One in ten care homes for the elderly provide unsatisfactory or weak services, according to a new report on standards.
The Care Commission rated the quality of care provided by adult and children's support services across Scotland in the year up to March 2009.
It also judged nursing agencies, foster care, childminders and offender accommodation.
The Making the Grade? report deemed 80% of all care services across the country as good, very good or excellent.
But one in ten care homes for the elderly achieved poor grades, with the services they provide judged as unsatisfactory or weak.
Just over three per cent of care homes achieved such grades in every category they were judged on, including quality of care, staffing and management.
Housing support and care-at-home services achieved the best results in adult services, with 48% and 46% respectively achieving grades of very good or excellent.
For adult services, the private sector has the highest proportion of services receiving poor grades while the voluntary sector has the highest proportion of services with high grades.
In Fife, 40% of adult services - the highest in the country - were judged as very good or excellent whereas 4.5% of services in Argyll & Bute - the highest proportion - were found to be unsatisfactory or weak.
The majority of children's services achieved good grades, with around 98% judged adequate for their quality of care and support.
One in three childminding services scored highly across every category while 25% of children's daycare services also achieved the top grades.
Ronnie Hill, Care Commission director, said: "The grading system provides people in care and their families with better information - and therefore more choice and involvement - about the standards of care provided at every care service in Scotland.
"It is so important that people who use services and families understand that they can play a major role in insisting on and driving forward improvements in care standards.
"Grading gives everyone 'at a glance' information about whether a service is performing well or not.

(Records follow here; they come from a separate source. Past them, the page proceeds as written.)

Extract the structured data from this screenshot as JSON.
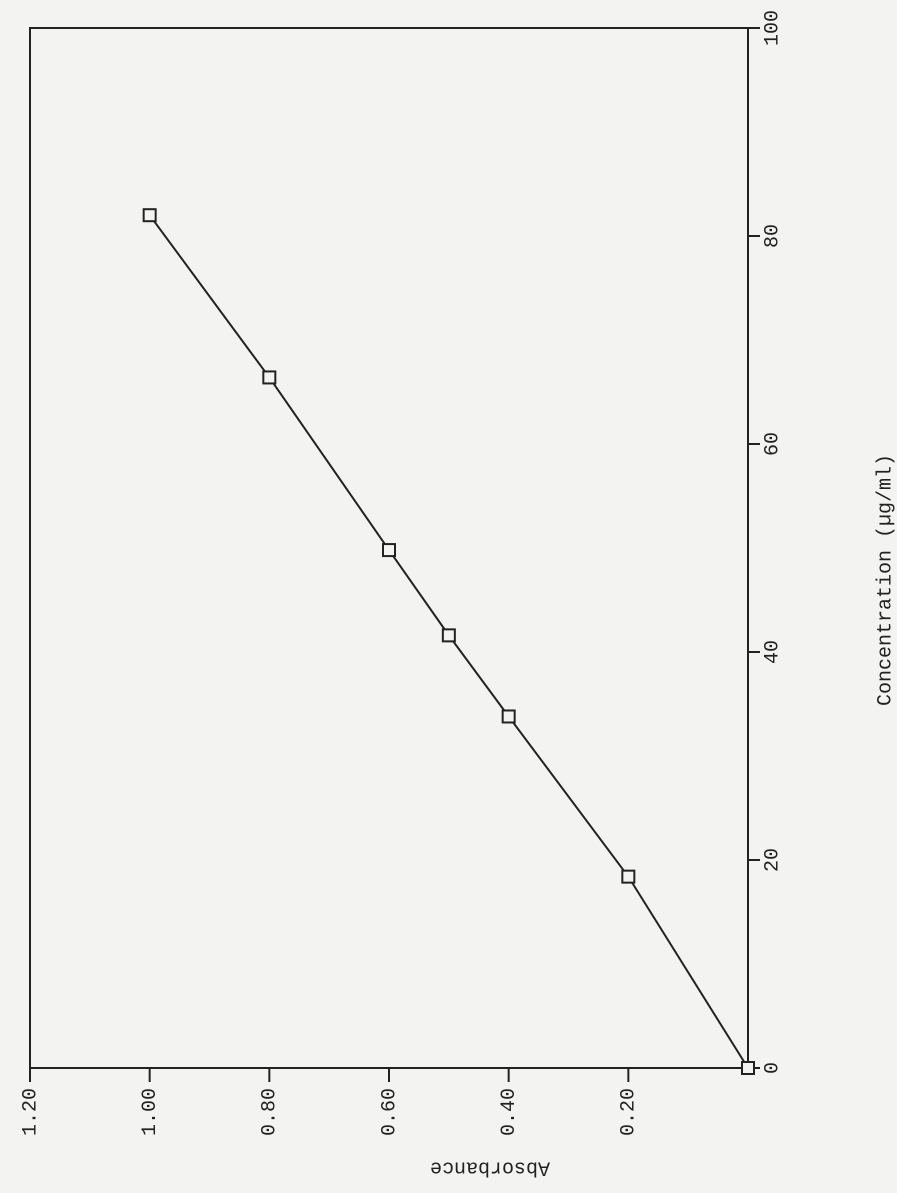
{
  "chart_data": {
    "type": "line",
    "x_label": "Concentration (µg/ml)",
    "y_label": "Absorbance",
    "x": [
      0,
      18.4,
      33.8,
      41.6,
      49.8,
      66.4,
      82.0
    ],
    "values": [
      0,
      0.2,
      0.4,
      0.5,
      0.6,
      0.8,
      1.0
    ],
    "color": "#222222",
    "xlim": [
      0,
      100
    ],
    "xticks": [
      0,
      20,
      40,
      60,
      80,
      100
    ],
    "ylim": [
      0,
      1.2
    ],
    "yticks": [
      {
        "value": 0.2,
        "label": "0.20"
      },
      {
        "value": 0.4,
        "label": "0.40"
      },
      {
        "value": 0.6,
        "label": "0.60"
      },
      {
        "value": 0.8,
        "label": "0.80"
      },
      {
        "value": 1.0,
        "label": "1.00"
      },
      {
        "value": 1.2,
        "label": "1.20"
      }
    ],
    "marker": "square",
    "grid": false
  }
}
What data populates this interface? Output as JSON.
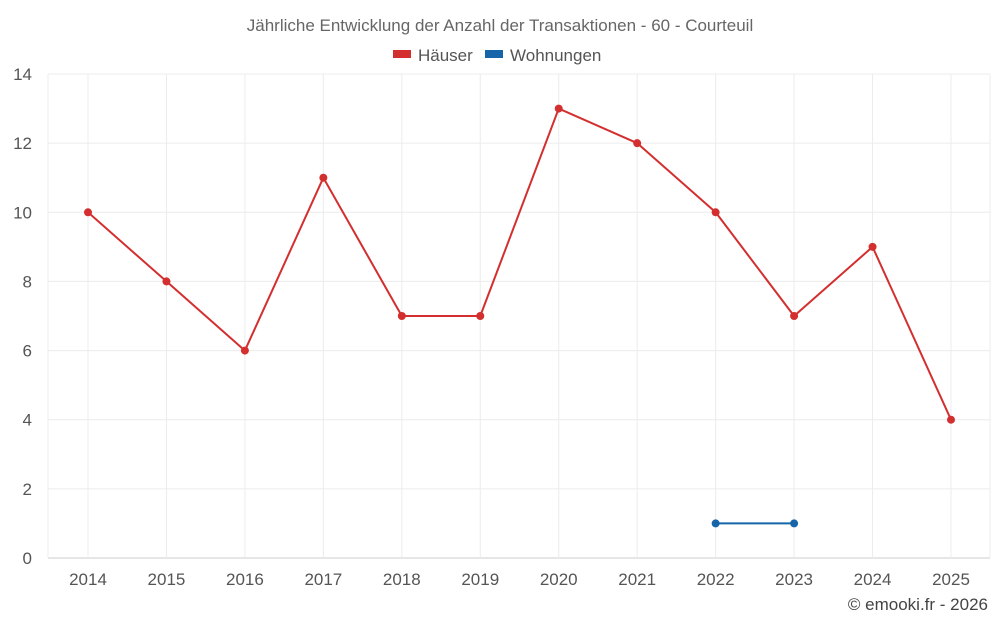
{
  "chart_data": {
    "type": "line",
    "title": "Jährliche Entwicklung der Anzahl der Transaktionen - 60 - Courteuil",
    "categories": [
      "2014",
      "2015",
      "2016",
      "2017",
      "2018",
      "2019",
      "2020",
      "2021",
      "2022",
      "2023",
      "2024",
      "2025"
    ],
    "ylim": [
      0,
      14
    ],
    "yticks": [
      0,
      2,
      4,
      6,
      8,
      10,
      12,
      14
    ],
    "grid": true,
    "legend_position": "top-center",
    "xlabel": "",
    "ylabel": "",
    "series": [
      {
        "name": "Häuser",
        "color": "#d32f2f",
        "values": [
          10,
          8,
          6,
          11,
          7,
          7,
          13,
          12,
          10,
          7,
          9,
          4
        ]
      },
      {
        "name": "Wohnungen",
        "color": "#1565a8",
        "values": [
          null,
          null,
          null,
          null,
          null,
          null,
          null,
          null,
          1,
          1,
          null,
          null
        ]
      }
    ]
  },
  "footer": "© emooki.fr - 2026"
}
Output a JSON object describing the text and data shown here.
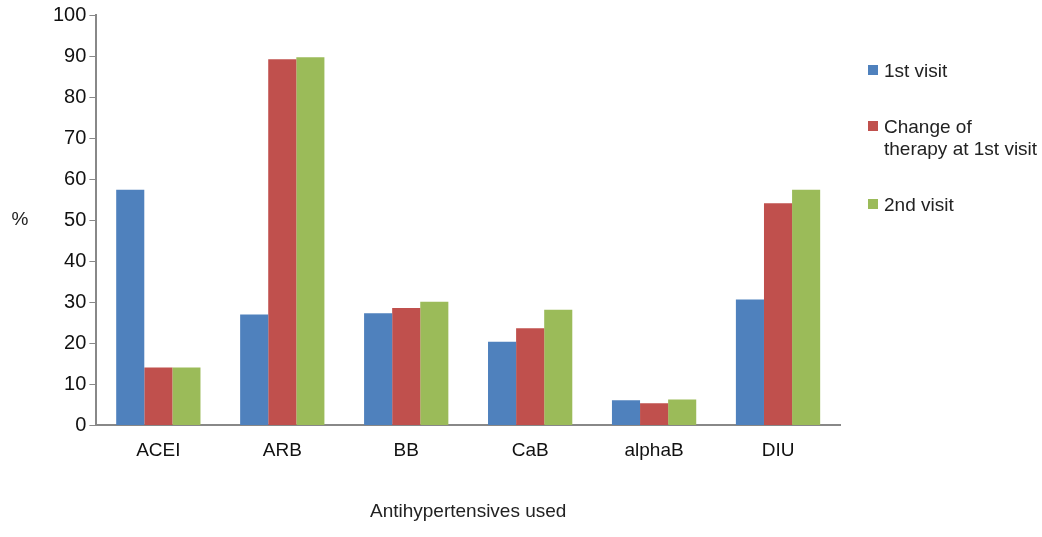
{
  "chart_data": {
    "type": "bar",
    "xlabel": "Antihypertensives used",
    "ylabel": "%",
    "categories": [
      "ACEI",
      "ARB",
      "BB",
      "CaB",
      "alphaB",
      "DIU"
    ],
    "series": [
      {
        "name": "1st visit",
        "color": "#4f81bd",
        "values": [
          57.4,
          27.0,
          27.3,
          20.4,
          6.1,
          30.7
        ]
      },
      {
        "name": "Change of therapy at 1st visit",
        "color": "#c0504d",
        "values": [
          14.1,
          89.2,
          28.6,
          23.7,
          5.4,
          54.1
        ]
      },
      {
        "name": "2nd visit",
        "color": "#9bbb59",
        "values": [
          14.1,
          89.7,
          30.1,
          28.2,
          6.3,
          57.4
        ]
      }
    ],
    "ylim": [
      0,
      100
    ],
    "yticks": [
      0,
      10,
      20,
      30,
      40,
      50,
      60,
      70,
      80,
      90,
      100
    ],
    "grid": false,
    "legend": "right"
  }
}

"It means that good providers are getting the recognition they deserve and those who need to do better are under intense pressure to improve.
"To get good grades, services have to show that the children and adults who use the services have good outcomes, are well cared for, supported and protected."
Examples of good practice singled out in the report include the Highland Hospice, Harmeny School in Edinburgh and Hilton Lodge Nursing Home in East Lothian.
The Care Commission has the power to take enforcement action and shut down poorly-performing services.
A new body called Social Care and Social Work Improvement Scotland is being created, which will incorporate the work of the Care Commission and a number of other agencies.